The K-12 Education System
Within the public schools, the military re-search supports the use of "contextualized" teaching and learning that was recommended by the Secretary of Labor's Commission on Achieving Necessary Skills (SCANS). Unlike small children—who tend to do things to please their parents or teachers—teenagers usually want to understand why they should invest time and mental energy in learning something. In this respect they are like adults. Functional Context Education can adapt the same principles first used to teach young military recruits to teach today's high school students who are in danger of being left behind be-cause they have inadequate reading or math skills.
Much work in this area remains to be done. However, Dale Parnell, former head of the American Association of Community and Junior Colleges, has already shown how Functional Context Education principles can be successfully applied to secondary school and community college education. His colleagues at the Center for Occupational Research and Development, Inc., have developed "contextualized" curricula for teaching mathematics and science, and they have worked with other groups to develop secondary and college level courses of study based on FCE principles. For instance, a visit to the Internet site at www.cord.org provides access to summaries of work with the Appalachian Contextual Teaching and Learning Network, funded by the Appalachian Regional Commission. This work shows how teachers can use multimedia technology to teach the more abstract, academic content of mathematics and science in the functional contexts of familiar community and workplace settings. So students both know the reason for learning the material in question and are able to use their prior knowledge of familiar contexts to relate to the more abstract content of mathematics and science.

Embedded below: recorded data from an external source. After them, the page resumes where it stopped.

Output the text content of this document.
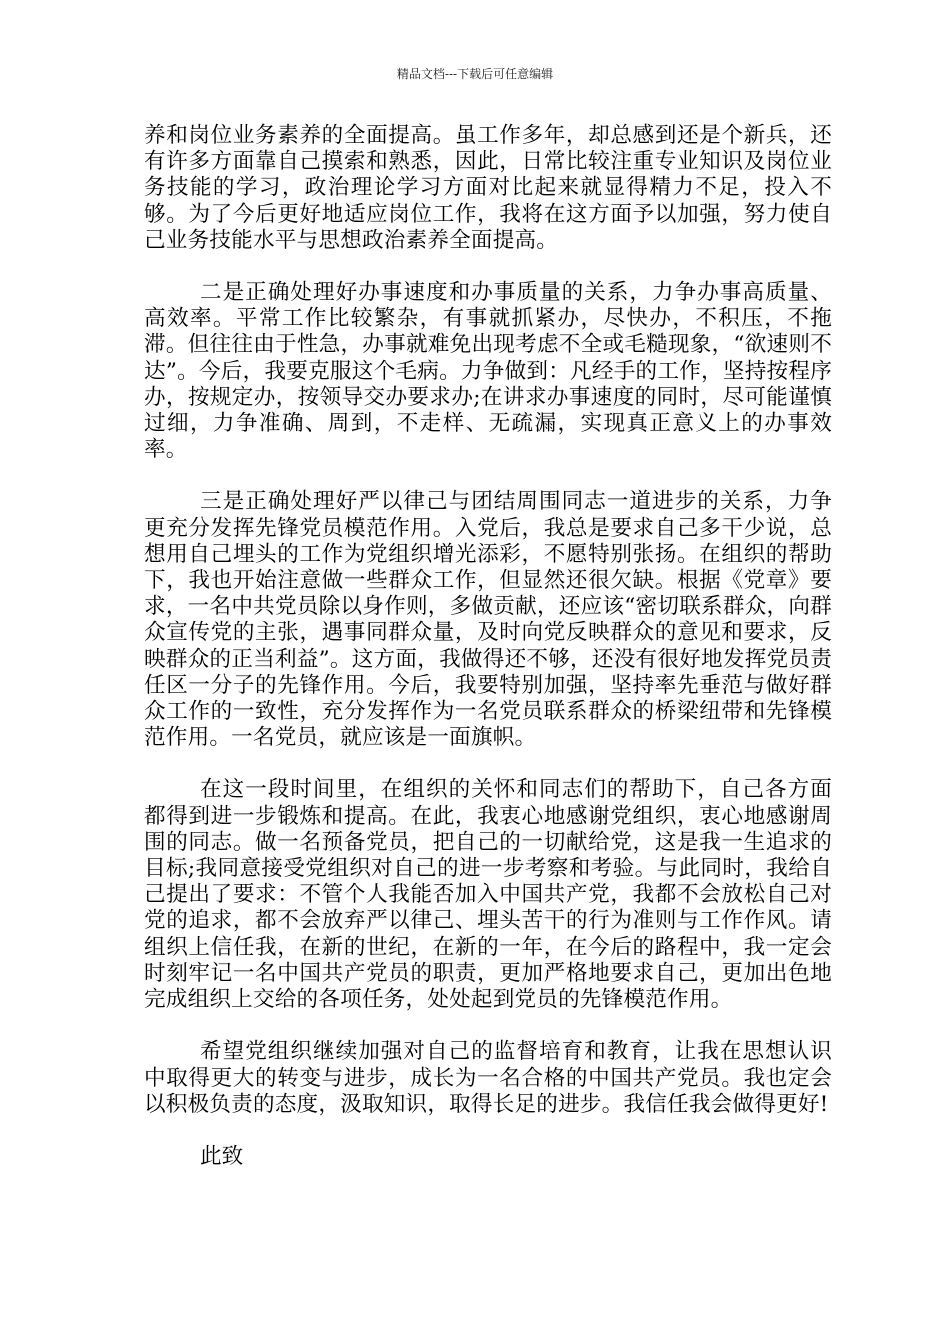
精品文档---下载后可任意编辑

养和岗位业务素养的全面提高。虽工作多年，却总感到还是个新兵，还有许多方面靠自己摸索和熟悉，因此，日常比较注重专业知识及岗位业务技能的学习，政治理论学习方面对比起来就显得精力不足，投入不够。为了今后更好地适应岗位工作，我将在这方面予以加强，努力使自己业务技能水平与思想政治素养全面提高。

二是正确处理好办事速度和办事质量的关系，力争办事高质量、高效率。平常工作比较繁杂，有事就抓紧办，尽快办，不积压，不拖滞。但往往由于性急，办事就难免出现考虑不全或毛糙现象，“欲速则不达”。今后，我要克服这个毛病。力争做到：凡经手的工作，坚持按程序办，按规定办，按领导交办要求办;在讲求办事速度的同时，尽可能谨慎过细，力争准确、周到，不走样、无疏漏，实现真正意义上的办事效率。

三是正确处理好严以律己与团结周围同志一道进步的关系，力争更充分发挥先锋党员模范作用。入党后，我总是要求自己多干少说，总想用自己埋头的工作为党组织增光添彩，不愿特别张扬。在组织的帮助下，我也开始注意做一些群众工作，但显然还很欠缺。根据《党章》要求，一名中共党员除以身作则，多做贡献，还应该“密切联系群众，向群众宣传党的主张，遇事同群众量，及时向党反映群众的意见和要求，反映群众的正当利益”。这方面，我做得还不够，还没有很好地发挥党员责任区一分子的先锋作用。今后，我要特别加强，坚持率先垂范与做好群众工作的一致性，充分发挥作为一名党员联系群众的桥梁纽带和先锋模范作用。一名党员，就应该是一面旗帜。

在这一段时间里，在组织的关怀和同志们的帮助下，自己各方面都得到进一步锻炼和提高。在此，我衷心地感谢党组织，衷心地感谢周围的同志。做一名预备党员，把自己的一切献给党，这是我一生追求的目标;我同意接受党组织对自己的进一步考察和考验。与此同时，我给自己提出了要求：不管个人我能否加入中国共产党，我都不会放松自己对党的追求，都不会放弃严以律己、埋头苦干的行为准则与工作作风。请组织上信任我，在新的世纪，在新的一年，在今后的路程中，我一定会时刻牢记一名中国共产党员的职责，更加严格地要求自己，更加出色地完成组织上交给的各项任务，处处起到党员的先锋模范作用。

希望党组织继续加强对自己的监督培育和教育，让我在思想认识中取得更大的转变与进步，成长为一名合格的中国共产党员。我也定会以积极负责的态度，汲取知识，取得长足的进步。我信任我会做得更好!

此致
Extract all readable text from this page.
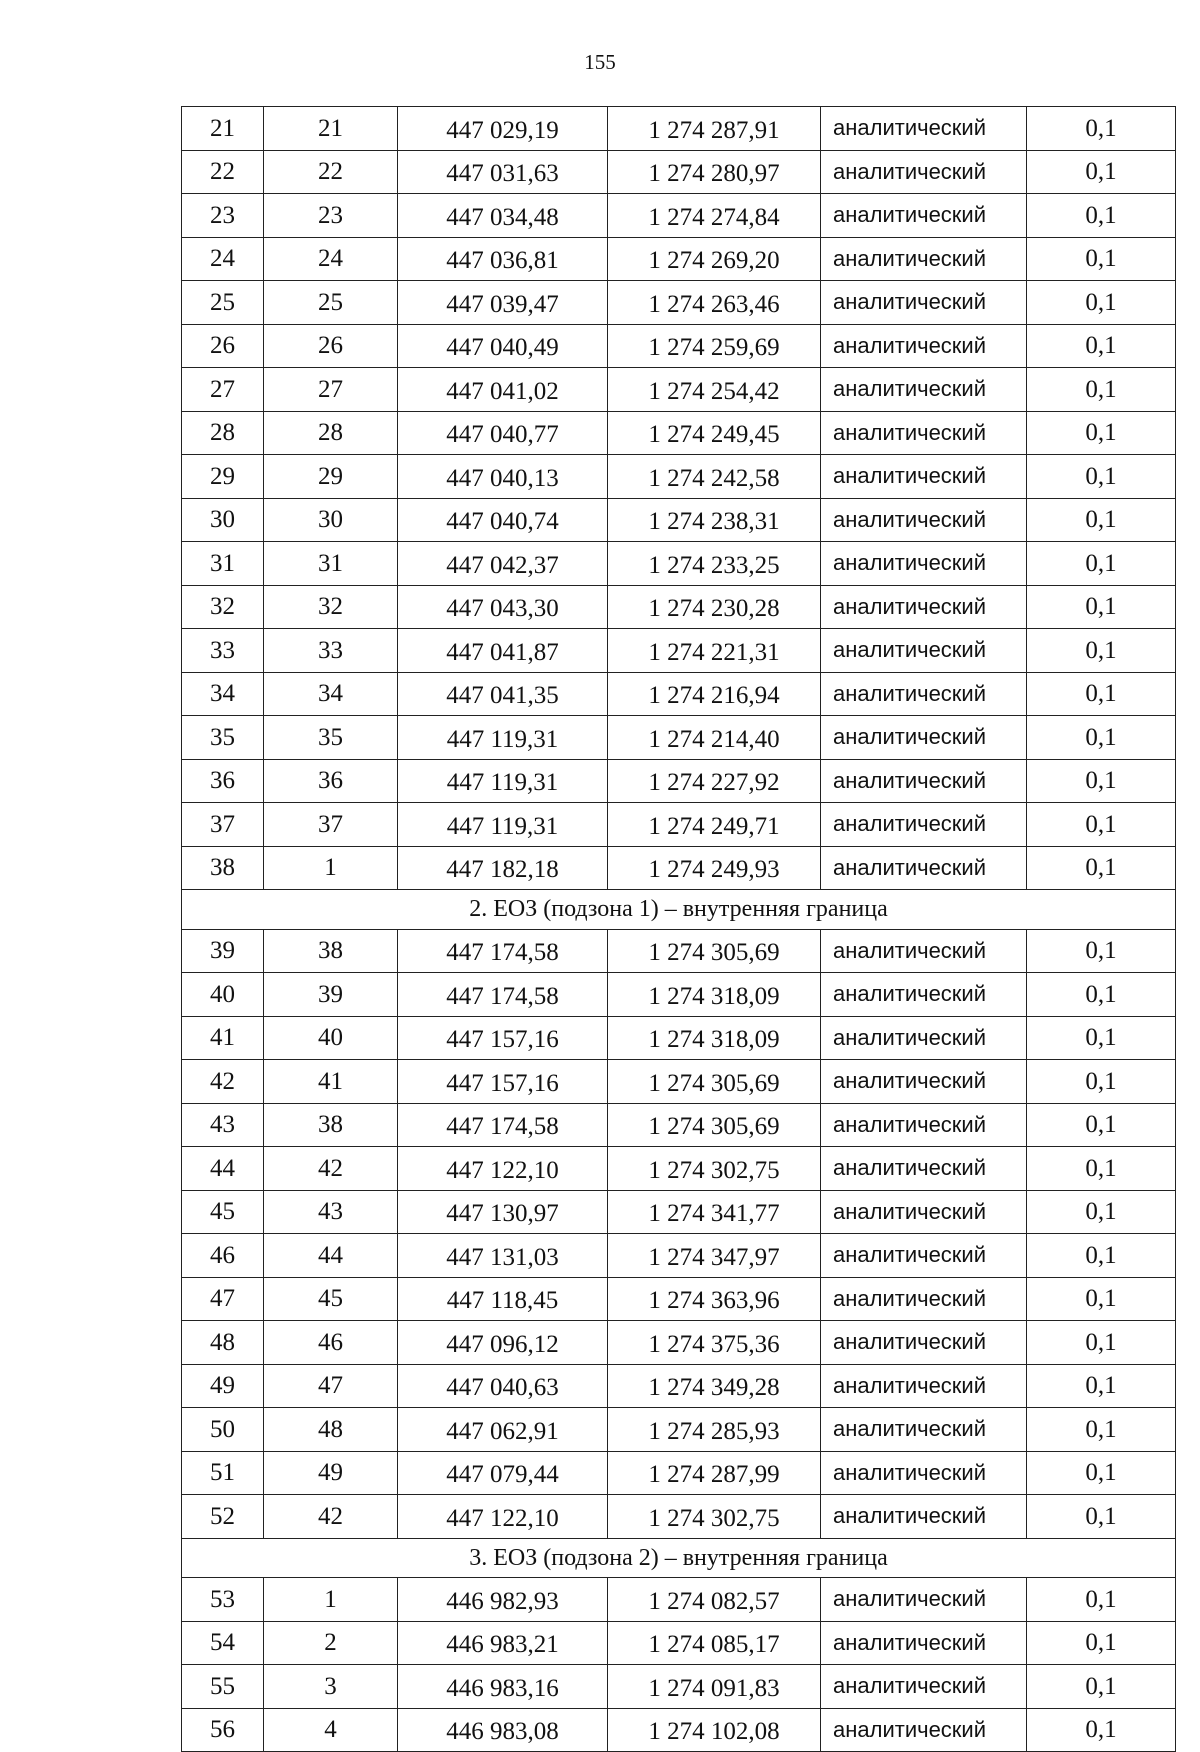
155
21	21	447 029,19	1 274 287,91	аналитический	0,1
22	22	447 031,63	1 274 280,97	аналитический	0,1
23	23	447 034,48	1 274 274,84	аналитический	0,1
24	24	447 036,81	1 274 269,20	аналитический	0,1
25	25	447 039,47	1 274 263,46	аналитический	0,1
26	26	447 040,49	1 274 259,69	аналитический	0,1
27	27	447 041,02	1 274 254,42	аналитический	0,1
28	28	447 040,77	1 274 249,45	аналитический	0,1
29	29	447 040,13	1 274 242,58	аналитический	0,1
30	30	447 040,74	1 274 238,31	аналитический	0,1
31	31	447 042,37	1 274 233,25	аналитический	0,1
32	32	447 043,30	1 274 230,28	аналитический	0,1
33	33	447 041,87	1 274 221,31	аналитический	0,1
34	34	447 041,35	1 274 216,94	аналитический	0,1
35	35	447 119,31	1 274 214,40	аналитический	0,1
36	36	447 119,31	1 274 227,92	аналитический	0,1
37	37	447 119,31	1 274 249,71	аналитический	0,1
38	1	447 182,18	1 274 249,93	аналитический	0,1
2. ЕОЗ (подзона 1) – внутренняя граница					
39	38	447 174,58	1 274 305,69	аналитический	0,1
40	39	447 174,58	1 274 318,09	аналитический	0,1
41	40	447 157,16	1 274 318,09	аналитический	0,1
42	41	447 157,16	1 274 305,69	аналитический	0,1
43	38	447 174,58	1 274 305,69	аналитический	0,1
44	42	447 122,10	1 274 302,75	аналитический	0,1
45	43	447 130,97	1 274 341,77	аналитический	0,1
46	44	447 131,03	1 274 347,97	аналитический	0,1
47	45	447 118,45	1 274 363,96	аналитический	0,1
48	46	447 096,12	1 274 375,36	аналитический	0,1
49	47	447 040,63	1 274 349,28	аналитический	0,1
50	48	447 062,91	1 274 285,93	аналитический	0,1
51	49	447 079,44	1 274 287,99	аналитический	0,1
52	42	447 122,10	1 274 302,75	аналитический	0,1
3. ЕОЗ (подзона 2) – внутренняя граница					
53	1	446 982,93	1 274 082,57	аналитический	0,1
54	2	446 983,21	1 274 085,17	аналитический	0,1
55	3	446 983,16	1 274 091,83	аналитический	0,1
56	4	446 983,08	1 274 102,08	аналитический	0,1
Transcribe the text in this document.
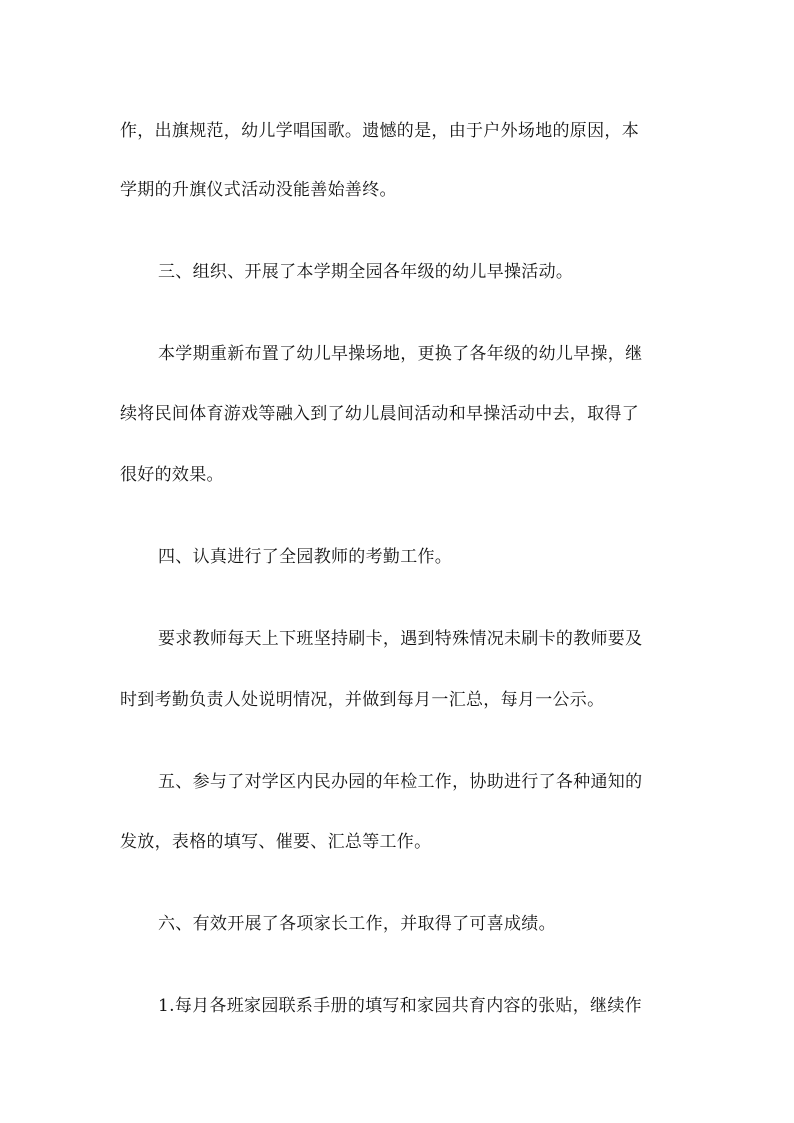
作，出旗规范，幼儿学唱国歌。遗憾的是，由于户外场地的原因，本
学期的升旗仪式活动没能善始善终。
三、组织、开展了本学期全园各年级的幼儿早操活动。
本学期重新布置了幼儿早操场地，更换了各年级的幼儿早操，继
续将民间体育游戏等融入到了幼儿晨间活动和早操活动中去，取得了
很好的效果。
四、认真进行了全园教师的考勤工作。
要求教师每天上下班坚持刷卡，遇到特殊情况未刷卡的教师要及
时到考勤负责人处说明情况，并做到每月一汇总，每月一公示。
五、参与了对学区内民办园的年检工作，协助进行了各种通知的
发放，表格的填写、催要、汇总等工作。
六、有效开展了各项家长工作，并取得了可喜成绩。
1.每月各班家园联系手册的填写和家园共育内容的张贴，继续作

It's clear that Functional Context Education can help meet our nation's needs for more effective youth and adult education. We already have extensive experience using its principles to help semi-literate adults, and it should also be possible to develop new applications designed specifically to raise the skill levels of high school students who are struggling to meet new and higher standards. As we embark on this mission, it is satisfying to remember that we are continuing a tradition established by General George Washington and drawing on more than 200 years of the military's success in using pens, as well as swords, to preserve our nation's freedom.
Thomas G. Sticht directed the R & D team that developed the military's functional literacy programs during the latter part of the Vietnam War and the beginning of the All Volunteer Force. He served as associate director of the National Institute of Education in the U S. Department of Education and as a member of the National Commission on Working Women and the Secretary of Labor's Commission on Achieving Necessary Skills; and he has written and consulted widely on youth and adult literacy education. This article is an adaptation of one that appeared in The CORPS Report, a journal of the Youth Policy Institute, in 1997.
References
Goldberg, Samuel. Army Training of Illiterates in World War II (New York: Teachers College Press, 1951).
Murnane, Richard J. and Frank Levy. Teaching the New Basic Skills: Principles for Educating Children To Thrive in a Changing Economy (New York: The Free Press, 1996).
Parnell, Dale. Why Do I Have To Learn This? Teaching the Way People Learn Best (Waco, Texas: Cord Communications, 1995).
Sticht, Thomas G., William B. Armstrong, Daniel T. Hickey, and John S. Caylor. Cast-off Youth: Policy and Training Methods from the Military Experience (New York: Praeger, 1987).